I went onto Penn (University of Pennsylvania) after and they said you can study what you want. I switched to mechanical engineering for my Masters and then did a PhD in robotics under a thesis supervisor from computer science. I went on to be an engineering academic and researcher because I could pursue what I wanted and became really interested in the subject.
Also, when the IITs were set up, there were just a handful of professions —engineering, civil service and medicine. That is no longer the case. The best and brightest minds study at the IITs — even if they didn’t want to end up as engineers. The IITs remain the best educational institutions in the country so the best students go there regardless of what they study. So, the best people want to go to the best institutions regardless of what they teach. Just as I did not go to IIT to become a metallurgical engineer and I have never worked as a metallurgist in my life. But, I spent four precious years studying it.

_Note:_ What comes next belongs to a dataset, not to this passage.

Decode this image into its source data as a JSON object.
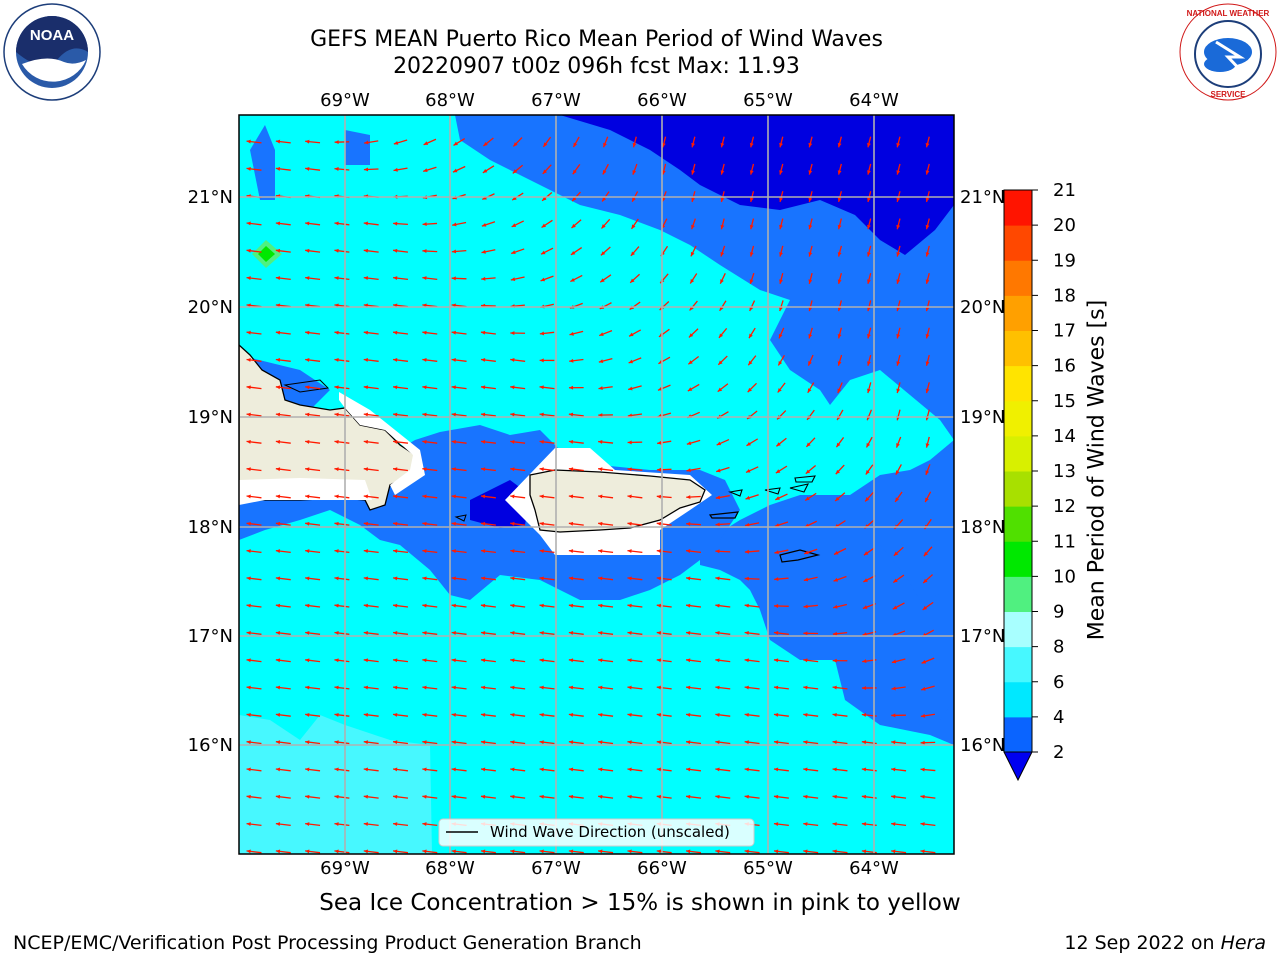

So, hardly any IIT student gets what is called a “core” job in India after finishing IIT today. Moreover, in many disciplines, the Indian industry is not sophisticated enough to absorb an IIT-quality engineer — you may study aeronautical engineering at IIT Kanpur but which aeronautical company in India will hire you? So, most of them go abroad or just quit engineering and get into software or management.
Moreover, if employers want a good person, they take a good person regardless of what he or she specialised in. So, an Amazon, Flipkart, Google and so on are not hiring only computer scientists; they are just hiring smart guys. A McKinsey is not looking to hire an engineer out of IIT; just a smart guy. And these are the most sought-after, aspirational companies for IIT graduates.